De leur côté, les usagers avaient également tenté de faire annuler les trois décrets du 21 août 2015 auprès du Conseil d’État en introduisant des requêtes pour excès de pouvoir. Ces décrets (voir encadré ci-contre) portent approbation de sept avenants aux conventions passées entre l’État et des sociétés autoroutières pour la concession de la construction, de l’entretien et de l’exploitation d’autoroutes et approbation aux cahiers des charges annexés à ces conventions. Ces requêtes introduites notamment par l’Automobile-club des avocats, l’OTRE, la Fédération Française des Motards en Colère (FFMC), la Fédération Française de Motocyclisme (FFM) ont été rejetées par le Conseil d’État dans une décision en date du 23 décembre 2016 (n° 397096). La Haute Cour administrative a considéré que « si les requérants soutiennent que les clauses qui définissent des compensations financières, en prévoyant une hausse des péages pour une durée d’encaissement plus longue, constitueraient elles aussi des clauses réglementaires illégales, un tel moyen doit également, en tout état de cause, être écarté dès lors, d’une part, que, contrairement à ce qui est soutenu, l’article L. 122-4 du code de la voirie routière cité au point 3 ci-dessus ne fait pas obstacle à la couverture, par les péages, d’une hausse de la redevance domaniale et, d’autre part, qu’il ne saurait être utilement soutenu que des investissements nouveaux relèveraient de l’exploitation normale de la concession et ne pourraient dès lors faire l’objet d’une compensation ». Notons que cette décision concerne des contrats signés avant la mise en place de l’Arafer, (l’Autorité de régulation des activités ferroviaires et routières).

L’Arafer a désormais son mot à dire

La loi n° 2015-990 du 6 août 2015 pour la croissance, l’activité et l’égalité des chances économiques a confié à l’Arafer de nouvelles missions dans le secteur autoroutier concédé. Désormais le dispositif juridique contractuel a été revu pour mieux encadrer les procédures de passation des contrats de sous-concession. L’Arafer doit obligatoirement être consulté avant la signature d’un contrat. Elle a également pour mission d’émettre un avis sur tout projet de nouveau contrat de concession et sur tout projet d’avenant à un accord existant dès lors que celui-ci a un impact sur la durée ou le niveau des tarifs de péages. L’autorité n’a pas manqué de remplir son rôle en émettant plusieurs avis, entre 2016 et 2017, attirant l’attention sur la pertinence des hausses des péages. Ses avis font penser qu’à l’avenir il deviendra plus difficile pour l’État d’appliquer des contrats « secrets ». Toute nouvelle hausse passera difficilement auprès des usagers comme en témoigne déjà le communiqué publié par l’OTRE pour dénoncer la manœuvre.
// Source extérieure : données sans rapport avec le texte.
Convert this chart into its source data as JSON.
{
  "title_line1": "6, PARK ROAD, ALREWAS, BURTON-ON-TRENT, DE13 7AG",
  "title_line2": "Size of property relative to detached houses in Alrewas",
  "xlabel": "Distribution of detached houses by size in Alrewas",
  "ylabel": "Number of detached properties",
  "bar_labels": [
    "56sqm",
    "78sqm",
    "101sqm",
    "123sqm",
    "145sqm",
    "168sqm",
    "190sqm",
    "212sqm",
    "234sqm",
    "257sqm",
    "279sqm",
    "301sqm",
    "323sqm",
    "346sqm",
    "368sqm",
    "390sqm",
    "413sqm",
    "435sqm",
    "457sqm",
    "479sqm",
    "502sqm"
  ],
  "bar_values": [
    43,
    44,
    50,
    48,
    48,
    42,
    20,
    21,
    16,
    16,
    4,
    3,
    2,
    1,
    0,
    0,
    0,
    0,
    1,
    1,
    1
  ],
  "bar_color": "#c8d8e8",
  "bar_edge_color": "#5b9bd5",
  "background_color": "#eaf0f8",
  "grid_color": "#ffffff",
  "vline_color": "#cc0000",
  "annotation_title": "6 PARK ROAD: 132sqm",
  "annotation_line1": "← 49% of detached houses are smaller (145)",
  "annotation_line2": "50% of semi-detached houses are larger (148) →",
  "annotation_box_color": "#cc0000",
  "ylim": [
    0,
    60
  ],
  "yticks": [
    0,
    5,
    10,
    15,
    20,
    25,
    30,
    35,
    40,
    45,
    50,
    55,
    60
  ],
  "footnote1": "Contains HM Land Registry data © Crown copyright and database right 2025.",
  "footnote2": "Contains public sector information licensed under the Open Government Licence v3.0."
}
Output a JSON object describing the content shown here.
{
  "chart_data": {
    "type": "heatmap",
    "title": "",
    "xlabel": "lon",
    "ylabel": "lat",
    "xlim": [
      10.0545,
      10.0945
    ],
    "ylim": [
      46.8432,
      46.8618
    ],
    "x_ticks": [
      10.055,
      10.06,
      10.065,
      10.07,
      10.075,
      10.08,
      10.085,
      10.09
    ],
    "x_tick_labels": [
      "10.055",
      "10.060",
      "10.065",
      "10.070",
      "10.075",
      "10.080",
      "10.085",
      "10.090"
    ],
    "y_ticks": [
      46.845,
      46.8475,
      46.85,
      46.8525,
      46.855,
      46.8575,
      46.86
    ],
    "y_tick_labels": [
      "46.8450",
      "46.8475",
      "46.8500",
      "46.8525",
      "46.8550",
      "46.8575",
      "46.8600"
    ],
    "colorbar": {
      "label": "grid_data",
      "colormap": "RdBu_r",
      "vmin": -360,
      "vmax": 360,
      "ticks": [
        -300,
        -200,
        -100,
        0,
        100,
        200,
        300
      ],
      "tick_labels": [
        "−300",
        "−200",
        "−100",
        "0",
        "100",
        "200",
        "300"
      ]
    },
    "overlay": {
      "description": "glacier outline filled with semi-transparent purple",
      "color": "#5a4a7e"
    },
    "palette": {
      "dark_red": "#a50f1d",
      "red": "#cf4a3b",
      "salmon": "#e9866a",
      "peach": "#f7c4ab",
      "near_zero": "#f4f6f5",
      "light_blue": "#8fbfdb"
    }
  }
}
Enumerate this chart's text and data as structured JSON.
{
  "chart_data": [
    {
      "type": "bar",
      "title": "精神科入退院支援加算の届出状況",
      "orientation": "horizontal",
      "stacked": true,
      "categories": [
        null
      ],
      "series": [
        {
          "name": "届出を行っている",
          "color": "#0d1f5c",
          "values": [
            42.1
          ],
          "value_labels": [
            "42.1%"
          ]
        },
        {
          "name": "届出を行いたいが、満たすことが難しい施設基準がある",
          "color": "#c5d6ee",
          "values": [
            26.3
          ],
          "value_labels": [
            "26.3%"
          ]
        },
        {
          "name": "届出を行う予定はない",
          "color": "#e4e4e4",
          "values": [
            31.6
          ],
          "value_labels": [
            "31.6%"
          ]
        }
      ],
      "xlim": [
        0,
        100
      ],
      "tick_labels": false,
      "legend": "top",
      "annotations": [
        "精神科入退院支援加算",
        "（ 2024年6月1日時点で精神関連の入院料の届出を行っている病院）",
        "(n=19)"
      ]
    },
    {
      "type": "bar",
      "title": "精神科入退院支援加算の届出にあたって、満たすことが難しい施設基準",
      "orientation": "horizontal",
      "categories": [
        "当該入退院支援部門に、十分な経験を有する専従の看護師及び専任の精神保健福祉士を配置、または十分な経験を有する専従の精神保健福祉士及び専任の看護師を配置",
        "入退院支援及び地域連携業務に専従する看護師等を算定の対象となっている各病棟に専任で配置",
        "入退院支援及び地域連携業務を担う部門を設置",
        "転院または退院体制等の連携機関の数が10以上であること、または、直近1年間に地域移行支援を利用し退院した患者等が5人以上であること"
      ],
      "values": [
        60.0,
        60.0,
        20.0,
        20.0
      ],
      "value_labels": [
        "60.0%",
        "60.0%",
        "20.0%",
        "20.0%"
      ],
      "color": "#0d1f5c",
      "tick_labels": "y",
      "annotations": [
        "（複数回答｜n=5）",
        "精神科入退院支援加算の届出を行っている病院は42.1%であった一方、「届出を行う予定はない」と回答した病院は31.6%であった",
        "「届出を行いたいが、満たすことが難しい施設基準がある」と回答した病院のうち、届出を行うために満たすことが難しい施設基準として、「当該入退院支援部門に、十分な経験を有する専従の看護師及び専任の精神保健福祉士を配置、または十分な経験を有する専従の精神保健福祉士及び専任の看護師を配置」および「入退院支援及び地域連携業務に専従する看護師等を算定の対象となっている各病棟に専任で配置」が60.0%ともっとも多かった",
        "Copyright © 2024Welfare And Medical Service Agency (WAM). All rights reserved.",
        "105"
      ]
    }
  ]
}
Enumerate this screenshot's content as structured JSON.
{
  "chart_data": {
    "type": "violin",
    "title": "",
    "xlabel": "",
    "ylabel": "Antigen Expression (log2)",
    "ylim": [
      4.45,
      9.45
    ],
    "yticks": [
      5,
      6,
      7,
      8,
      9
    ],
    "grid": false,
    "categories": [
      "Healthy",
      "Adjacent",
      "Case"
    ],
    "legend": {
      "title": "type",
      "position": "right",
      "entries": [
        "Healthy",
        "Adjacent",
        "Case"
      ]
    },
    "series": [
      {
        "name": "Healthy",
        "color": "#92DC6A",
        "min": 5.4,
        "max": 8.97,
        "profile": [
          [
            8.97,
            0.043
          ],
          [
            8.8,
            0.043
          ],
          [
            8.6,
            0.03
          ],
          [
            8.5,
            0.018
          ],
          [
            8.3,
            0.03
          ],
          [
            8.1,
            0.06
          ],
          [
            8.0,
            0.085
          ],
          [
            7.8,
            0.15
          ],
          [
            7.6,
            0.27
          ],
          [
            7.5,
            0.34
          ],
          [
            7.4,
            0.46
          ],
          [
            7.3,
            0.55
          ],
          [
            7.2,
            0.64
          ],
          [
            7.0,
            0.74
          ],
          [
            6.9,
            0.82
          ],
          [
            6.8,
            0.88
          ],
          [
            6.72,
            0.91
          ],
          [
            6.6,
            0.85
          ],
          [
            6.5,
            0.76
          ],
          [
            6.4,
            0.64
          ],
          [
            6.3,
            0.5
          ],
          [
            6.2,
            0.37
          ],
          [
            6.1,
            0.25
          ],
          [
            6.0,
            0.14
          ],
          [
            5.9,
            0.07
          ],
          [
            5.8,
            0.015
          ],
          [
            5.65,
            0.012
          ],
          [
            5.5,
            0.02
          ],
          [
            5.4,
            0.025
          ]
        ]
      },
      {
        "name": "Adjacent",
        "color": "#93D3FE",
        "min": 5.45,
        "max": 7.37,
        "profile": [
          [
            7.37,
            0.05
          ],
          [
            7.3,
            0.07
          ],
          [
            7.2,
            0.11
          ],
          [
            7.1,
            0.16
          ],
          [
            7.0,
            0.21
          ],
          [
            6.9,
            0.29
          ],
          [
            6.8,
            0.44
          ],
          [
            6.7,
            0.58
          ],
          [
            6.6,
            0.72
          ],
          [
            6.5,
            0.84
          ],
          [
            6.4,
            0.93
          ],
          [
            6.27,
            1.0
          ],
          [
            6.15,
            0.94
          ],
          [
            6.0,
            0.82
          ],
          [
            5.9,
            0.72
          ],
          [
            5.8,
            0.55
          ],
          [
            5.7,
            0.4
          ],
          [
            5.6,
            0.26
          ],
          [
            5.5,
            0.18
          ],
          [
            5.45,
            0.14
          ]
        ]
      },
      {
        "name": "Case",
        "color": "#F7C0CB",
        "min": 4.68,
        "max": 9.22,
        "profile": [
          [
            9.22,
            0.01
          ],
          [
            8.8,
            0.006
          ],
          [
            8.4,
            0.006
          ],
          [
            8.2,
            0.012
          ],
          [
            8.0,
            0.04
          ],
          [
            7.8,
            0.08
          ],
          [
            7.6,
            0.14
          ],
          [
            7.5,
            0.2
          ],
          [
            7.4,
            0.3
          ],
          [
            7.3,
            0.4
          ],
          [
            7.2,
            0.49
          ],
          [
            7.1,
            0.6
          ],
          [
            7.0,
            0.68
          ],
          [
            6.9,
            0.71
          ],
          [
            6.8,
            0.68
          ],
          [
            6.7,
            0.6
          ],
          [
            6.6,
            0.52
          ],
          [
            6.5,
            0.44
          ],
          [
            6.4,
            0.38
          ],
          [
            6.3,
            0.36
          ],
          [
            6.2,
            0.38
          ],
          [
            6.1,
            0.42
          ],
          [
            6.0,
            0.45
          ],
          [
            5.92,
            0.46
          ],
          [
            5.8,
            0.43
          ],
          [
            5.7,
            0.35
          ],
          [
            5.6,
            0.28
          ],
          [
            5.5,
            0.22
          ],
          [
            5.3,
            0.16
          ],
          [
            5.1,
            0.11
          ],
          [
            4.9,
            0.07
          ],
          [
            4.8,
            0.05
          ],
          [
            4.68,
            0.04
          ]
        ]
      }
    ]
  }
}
Textes régissant l’application des péages autoroutiers

(1) Décret n° 2015-1044, décret n° 2015-1045 et décret n° 2015-1046 du 21 août 2015 approuvant des avenants aux conventions passées entre l’État et les sociétés APRR, AREA, ASF, Escota, Cofiroute, Sanef et SAPN pour la concession de la construction, de l’entretien et de l’exploitation d’autoroutes et aux cahiers des charges annexés à ces conventions.

(2) Décret n° 2010-406 du 26 avril 2010 relatif aux contrats de concession de travaux publics et portant diverses dispositions en matière de commande publique – article 13-1 (tel que modifié par le décret n° 2014-1341 du 6 novembre 2014 applicable aux contrats de concession en cours d’exécution à la date de publication dudit décret).

(3) Ordonnance n° 2016-65 du 29 janvier 2016 relative aux contrats de concession – article 55 ; décret n° 2016-86 du 1er février 2016 relatif aux contrats de concession – articles 36 et 37.

(4) Décret n° 2013-436 du 28 mai 2013 modifiant la redevance due par les sociétés concessionnaires d’autoroutes pour occupation du domaine public.